The paper tackles the problem of physics-based motion capture without requiring prior calibration of the environment or body dimensions, achieving improved tracking from a single depth camera with reduced visual artifacts like foot-skate and jitter.
We propose a generative approach to physics-based motion capture. Unlike prior attempts to incorporate physics into tracking that assume the subject and scene geometry are calibrated and known a priori, our approach is automatic and online. This distinction is important since calibration of the environment is often difficult, especially for motions with props, uneven surfaces, or outdoor scenes. The use of physics in this context provides a natural framework to reason about contact and the plausibility of recovered motions. We propose a fast data-driven parametric body model, based on linear-blend skinning, which decouples deformations due to pose, anthropometrics and body shape. Pose (and shape) parameters are estimated using robust ICP optimization with physics-based dynamic priors that incorporate contact.

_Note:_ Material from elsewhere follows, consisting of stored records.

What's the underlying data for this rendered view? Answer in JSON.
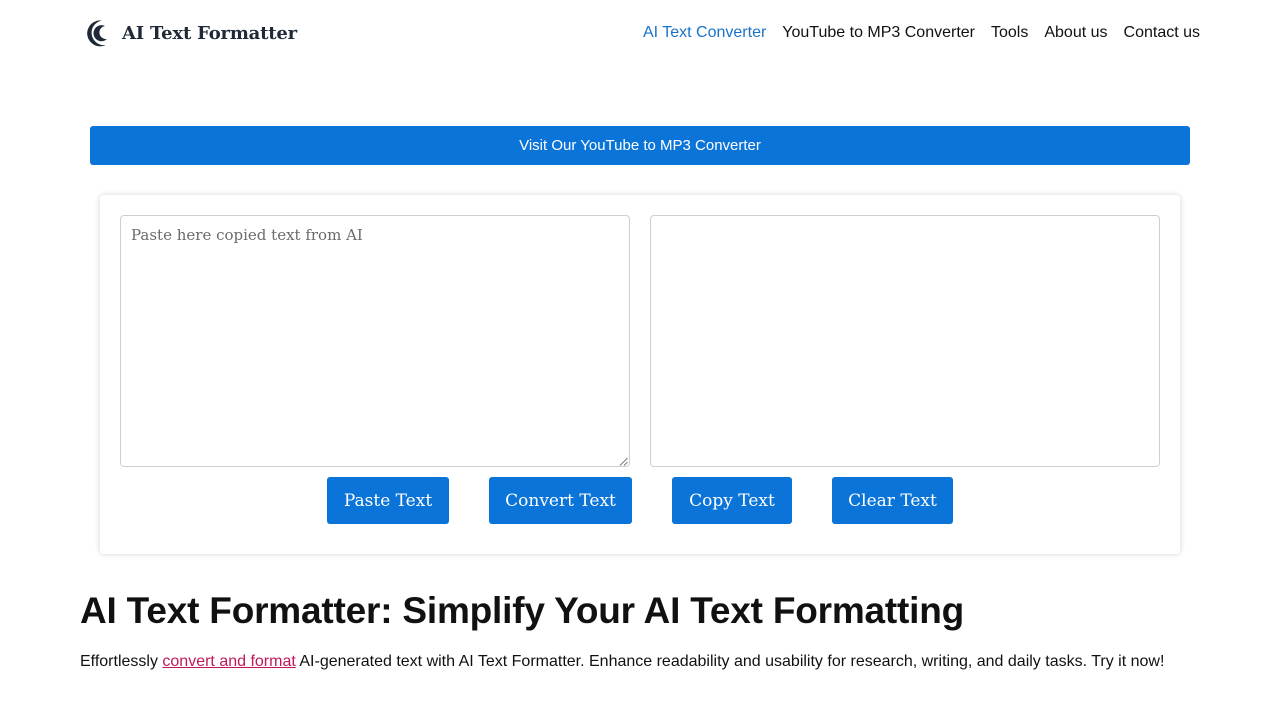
{
  "header": {
    "brand": "AI Text Formatter",
    "logo_icon": "crescent-moon-logo-icon",
    "nav": [
      {
        "label": "AI Text Converter",
        "active": true
      },
      {
        "label": "YouTube to MP3 Converter",
        "active": false
      },
      {
        "label": "Tools",
        "active": false
      },
      {
        "label": "About us",
        "active": false
      },
      {
        "label": "Contact us",
        "active": false
      }
    ]
  },
  "promo": {
    "label": "Visit Our YouTube to MP3 Converter"
  },
  "editor": {
    "input_placeholder": "Paste here copied text from AI",
    "input_value": "",
    "output_value": "",
    "buttons": {
      "paste": "Paste Text",
      "convert": "Convert Text",
      "copy": "Copy Text",
      "clear": "Clear Text"
    }
  },
  "content": {
    "headline": "AI Text Formatter: Simplify Your AI Text Formatting",
    "intro_before": "Effortlessly ",
    "intro_link": "convert and format",
    "intro_after": " AI-generated text with AI Text Formatter. Enhance readability and usability for research, writing, and daily tasks. Try it now!"
  },
  "colors": {
    "accent": "#0b74d8",
    "nav_active": "#1a73c8",
    "link": "#c2185b",
    "text": "#111111"
  }
}
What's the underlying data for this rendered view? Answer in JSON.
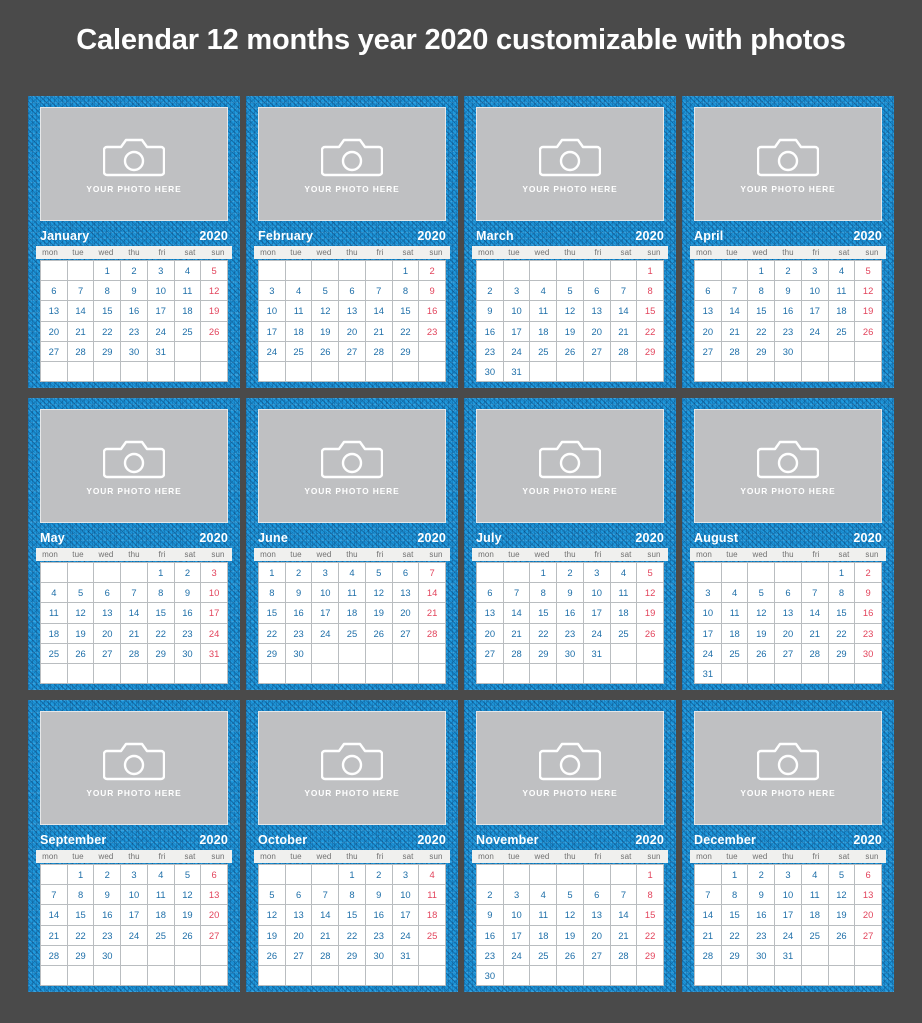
{
  "page": {
    "title": "Calendar 12 months year 2020 customizable with photos",
    "background_color": "#4a4a4a",
    "accent_color": "#1f9ade",
    "weekday_color": "#1d6ea8",
    "sunday_color": "#e2445c"
  },
  "photo_placeholder": {
    "label": "YOUR PHOTO HERE",
    "icon": "camera-icon",
    "background_color": "#bfc0c2"
  },
  "weekdays": [
    "mon",
    "tue",
    "wed",
    "thu",
    "fri",
    "sat",
    "sun"
  ],
  "year": "2020",
  "months": [
    {
      "name": "January",
      "year": "2020",
      "lead_blanks": 2,
      "days": 31,
      "rows": 6,
      "weeks": [
        [
          "",
          "",
          "1",
          "2",
          "3",
          "4",
          "5"
        ],
        [
          "6",
          "7",
          "8",
          "9",
          "10",
          "11",
          "12"
        ],
        [
          "13",
          "14",
          "15",
          "16",
          "17",
          "18",
          "19"
        ],
        [
          "20",
          "21",
          "22",
          "23",
          "24",
          "25",
          "26"
        ],
        [
          "27",
          "28",
          "29",
          "30",
          "31",
          "",
          ""
        ],
        [
          "",
          "",
          "",
          "",
          "",
          "",
          ""
        ]
      ]
    },
    {
      "name": "February",
      "year": "2020",
      "lead_blanks": 5,
      "days": 29,
      "rows": 6,
      "weeks": [
        [
          "",
          "",
          "",
          "",
          "",
          "1",
          "2"
        ],
        [
          "3",
          "4",
          "5",
          "6",
          "7",
          "8",
          "9"
        ],
        [
          "10",
          "11",
          "12",
          "13",
          "14",
          "15",
          "16"
        ],
        [
          "17",
          "18",
          "19",
          "20",
          "21",
          "22",
          "23"
        ],
        [
          "24",
          "25",
          "26",
          "27",
          "28",
          "29",
          ""
        ],
        [
          "",
          "",
          "",
          "",
          "",
          "",
          ""
        ]
      ]
    },
    {
      "name": "March",
      "year": "2020",
      "lead_blanks": 6,
      "days": 31,
      "rows": 6,
      "weeks": [
        [
          "",
          "",
          "",
          "",
          "",
          "",
          "1"
        ],
        [
          "2",
          "3",
          "4",
          "5",
          "6",
          "7",
          "8"
        ],
        [
          "9",
          "10",
          "11",
          "12",
          "13",
          "14",
          "15"
        ],
        [
          "16",
          "17",
          "18",
          "19",
          "20",
          "21",
          "22"
        ],
        [
          "23",
          "24",
          "25",
          "26",
          "27",
          "28",
          "29"
        ],
        [
          "30",
          "31",
          "",
          "",
          "",
          "",
          ""
        ]
      ]
    },
    {
      "name": "April",
      "year": "2020",
      "lead_blanks": 2,
      "days": 30,
      "rows": 6,
      "weeks": [
        [
          "",
          "",
          "1",
          "2",
          "3",
          "4",
          "5"
        ],
        [
          "6",
          "7",
          "8",
          "9",
          "10",
          "11",
          "12"
        ],
        [
          "13",
          "14",
          "15",
          "16",
          "17",
          "18",
          "19"
        ],
        [
          "20",
          "21",
          "22",
          "23",
          "24",
          "25",
          "26"
        ],
        [
          "27",
          "28",
          "29",
          "30",
          "",
          "",
          ""
        ],
        [
          "",
          "",
          "",
          "",
          "",
          "",
          ""
        ]
      ]
    },
    {
      "name": "May",
      "year": "2020",
      "lead_blanks": 4,
      "days": 31,
      "rows": 6,
      "weeks": [
        [
          "",
          "",
          "",
          "",
          "1",
          "2",
          "3"
        ],
        [
          "4",
          "5",
          "6",
          "7",
          "8",
          "9",
          "10"
        ],
        [
          "11",
          "12",
          "13",
          "14",
          "15",
          "16",
          "17"
        ],
        [
          "18",
          "19",
          "20",
          "21",
          "22",
          "23",
          "24"
        ],
        [
          "25",
          "26",
          "27",
          "28",
          "29",
          "30",
          "31"
        ],
        [
          "",
          "",
          "",
          "",
          "",
          "",
          ""
        ]
      ]
    },
    {
      "name": "June",
      "year": "2020",
      "lead_blanks": 0,
      "days": 30,
      "rows": 6,
      "weeks": [
        [
          "1",
          "2",
          "3",
          "4",
          "5",
          "6",
          "7"
        ],
        [
          "8",
          "9",
          "10",
          "11",
          "12",
          "13",
          "14"
        ],
        [
          "15",
          "16",
          "17",
          "18",
          "19",
          "20",
          "21"
        ],
        [
          "22",
          "23",
          "24",
          "25",
          "26",
          "27",
          "28"
        ],
        [
          "29",
          "30",
          "",
          "",
          "",
          "",
          ""
        ],
        [
          "",
          "",
          "",
          "",
          "",
          "",
          ""
        ]
      ]
    },
    {
      "name": "July",
      "year": "2020",
      "lead_blanks": 2,
      "days": 31,
      "rows": 6,
      "weeks": [
        [
          "",
          "",
          "1",
          "2",
          "3",
          "4",
          "5"
        ],
        [
          "6",
          "7",
          "8",
          "9",
          "10",
          "11",
          "12"
        ],
        [
          "13",
          "14",
          "15",
          "16",
          "17",
          "18",
          "19"
        ],
        [
          "20",
          "21",
          "22",
          "23",
          "24",
          "25",
          "26"
        ],
        [
          "27",
          "28",
          "29",
          "30",
          "31",
          "",
          ""
        ],
        [
          "",
          "",
          "",
          "",
          "",
          "",
          ""
        ]
      ]
    },
    {
      "name": "August",
      "year": "2020",
      "lead_blanks": 5,
      "days": 31,
      "rows": 6,
      "weeks": [
        [
          "",
          "",
          "",
          "",
          "",
          "1",
          "2"
        ],
        [
          "3",
          "4",
          "5",
          "6",
          "7",
          "8",
          "9"
        ],
        [
          "10",
          "11",
          "12",
          "13",
          "14",
          "15",
          "16"
        ],
        [
          "17",
          "18",
          "19",
          "20",
          "21",
          "22",
          "23"
        ],
        [
          "24",
          "25",
          "26",
          "27",
          "28",
          "29",
          "30"
        ],
        [
          "31",
          "",
          "",
          "",
          "",
          "",
          ""
        ]
      ]
    },
    {
      "name": "September",
      "year": "2020",
      "lead_blanks": 1,
      "days": 30,
      "rows": 6,
      "weeks": [
        [
          "",
          "1",
          "2",
          "3",
          "4",
          "5",
          "6"
        ],
        [
          "7",
          "8",
          "9",
          "10",
          "11",
          "12",
          "13"
        ],
        [
          "14",
          "15",
          "16",
          "17",
          "18",
          "19",
          "20"
        ],
        [
          "21",
          "22",
          "23",
          "24",
          "25",
          "26",
          "27"
        ],
        [
          "28",
          "29",
          "30",
          "",
          "",
          "",
          ""
        ],
        [
          "",
          "",
          "",
          "",
          "",
          "",
          ""
        ]
      ]
    },
    {
      "name": "October",
      "year": "2020",
      "lead_blanks": 3,
      "days": 31,
      "rows": 6,
      "weeks": [
        [
          "",
          "",
          "",
          "1",
          "2",
          "3",
          "4"
        ],
        [
          "5",
          "6",
          "7",
          "8",
          "9",
          "10",
          "11"
        ],
        [
          "12",
          "13",
          "14",
          "15",
          "16",
          "17",
          "18"
        ],
        [
          "19",
          "20",
          "21",
          "22",
          "23",
          "24",
          "25"
        ],
        [
          "26",
          "27",
          "28",
          "29",
          "30",
          "31",
          ""
        ],
        [
          "",
          "",
          "",
          "",
          "",
          "",
          ""
        ]
      ]
    },
    {
      "name": "November",
      "year": "2020",
      "lead_blanks": 6,
      "days": 30,
      "rows": 6,
      "weeks": [
        [
          "",
          "",
          "",
          "",
          "",
          "",
          "1"
        ],
        [
          "2",
          "3",
          "4",
          "5",
          "6",
          "7",
          "8"
        ],
        [
          "9",
          "10",
          "11",
          "12",
          "13",
          "14",
          "15"
        ],
        [
          "16",
          "17",
          "18",
          "19",
          "20",
          "21",
          "22"
        ],
        [
          "23",
          "24",
          "25",
          "26",
          "27",
          "28",
          "29"
        ],
        [
          "30",
          "",
          "",
          "",
          "",
          "",
          ""
        ]
      ]
    },
    {
      "name": "December",
      "year": "2020",
      "lead_blanks": 1,
      "days": 31,
      "rows": 6,
      "weeks": [
        [
          "",
          "1",
          "2",
          "3",
          "4",
          "5",
          "6"
        ],
        [
          "7",
          "8",
          "9",
          "10",
          "11",
          "12",
          "13"
        ],
        [
          "14",
          "15",
          "16",
          "17",
          "18",
          "19",
          "20"
        ],
        [
          "21",
          "22",
          "23",
          "24",
          "25",
          "26",
          "27"
        ],
        [
          "28",
          "29",
          "30",
          "31",
          "",
          "",
          ""
        ],
        [
          "",
          "",
          "",
          "",
          "",
          "",
          ""
        ]
      ]
    }
  ]
}
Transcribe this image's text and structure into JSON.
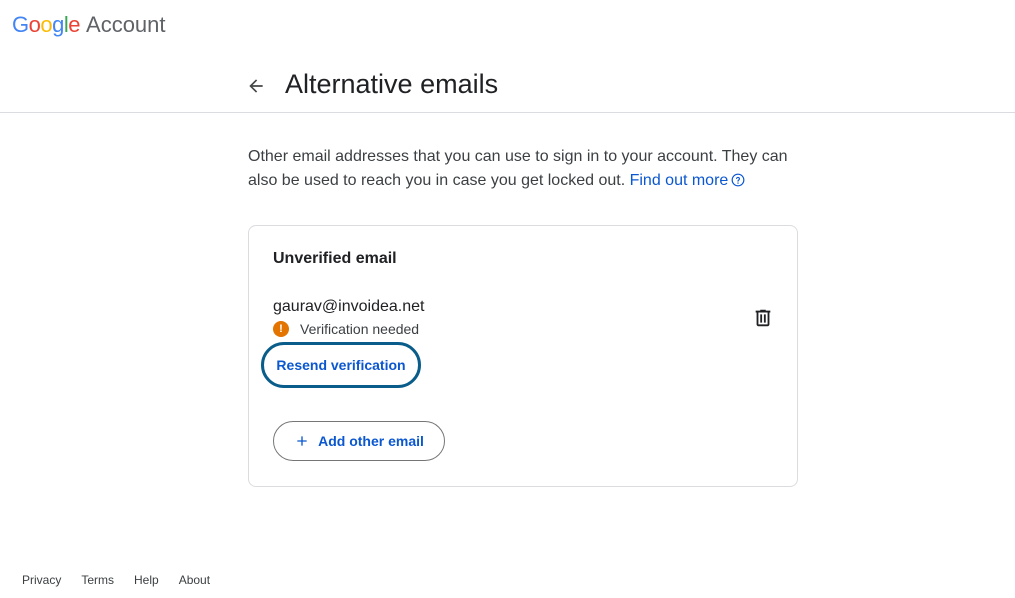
{
  "brand": {
    "logo_letters": [
      "G",
      "o",
      "o",
      "g",
      "l",
      "e"
    ],
    "product": "Account",
    "colors": {
      "blue": "#4285f4",
      "red": "#ea4335",
      "yellow": "#fbbc05",
      "green": "#34a853"
    }
  },
  "header": {
    "back_icon": "arrow-left-icon",
    "title": "Alternative emails"
  },
  "description": {
    "text": "Other email addresses that you can use to sign in to your account. They can also be used to reach you in case you get locked out.",
    "link_label": "Find out more",
    "link_icon": "help-circle-icon"
  },
  "card": {
    "title": "Unverified email",
    "email": "gaurav@invoidea.net",
    "status_icon": "warning-icon",
    "status_glyph": "!",
    "status_text": "Verification needed",
    "status_color": "#e37400",
    "delete_icon": "trash-icon",
    "resend_label": "Resend verification",
    "add_icon": "plus-icon",
    "add_label": "Add other email"
  },
  "footer": {
    "links": [
      "Privacy",
      "Terms",
      "Help",
      "About"
    ]
  },
  "accent_color": "#0b57d0"
}
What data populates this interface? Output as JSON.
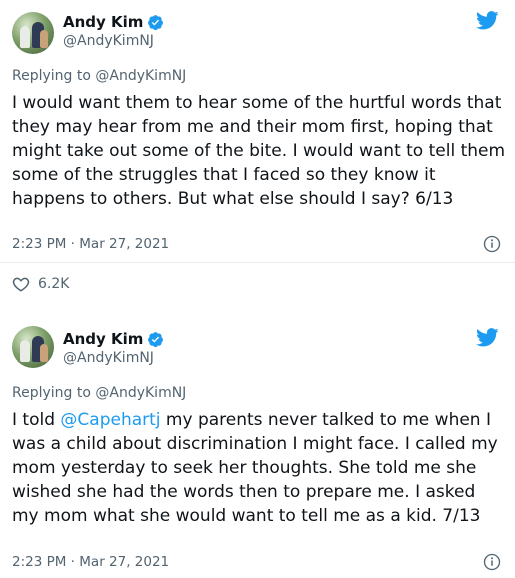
{
  "tweets": [
    {
      "author": {
        "display_name": "Andy Kim",
        "handle": "@AndyKimNJ",
        "verified": true
      },
      "replying_to": "Replying to @AndyKimNJ",
      "text": "I would want them to hear some of the hurtful words that they may hear from me and their mom first, hoping that might take out some of the bite. I would want to tell them some of the struggles that I faced so they know it happens to others. But what else should I say? 6/13",
      "timestamp": "2:23 PM · Mar 27, 2021",
      "likes": "6.2K"
    },
    {
      "author": {
        "display_name": "Andy Kim",
        "handle": "@AndyKimNJ",
        "verified": true
      },
      "replying_to": "Replying to @AndyKimNJ",
      "text_before_mention": "I told ",
      "mention": "@Capehartj",
      "text_after_mention": " my parents never talked to me when I was a child about discrimination I might face. I called my mom yesterday to seek her thoughts. She told me she wished she had the words then to prepare me. I asked my mom what she would want to tell me as a kid. 7/13",
      "timestamp": "2:23 PM · Mar 27, 2021"
    }
  ],
  "colors": {
    "twitter_blue": "#1d9bf0",
    "secondary_text": "#536471",
    "primary_text": "#0f1419"
  },
  "icons": [
    "twitter-bird-icon",
    "verified-badge-icon",
    "info-icon",
    "heart-icon"
  ]
}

Contact is estimated from torque trajectories and predictions of which contact points were active. To our knowledge, this is the first approach to take physics into account without explicit {\em a priori} knowledge of the environment or body dimensions. We demonstrate effective tracking from a noisy single depth camera, improving on state-of-the-art results quantitatively and producing better qualitative results, reducing visual artifacts like foot-skate and jitter.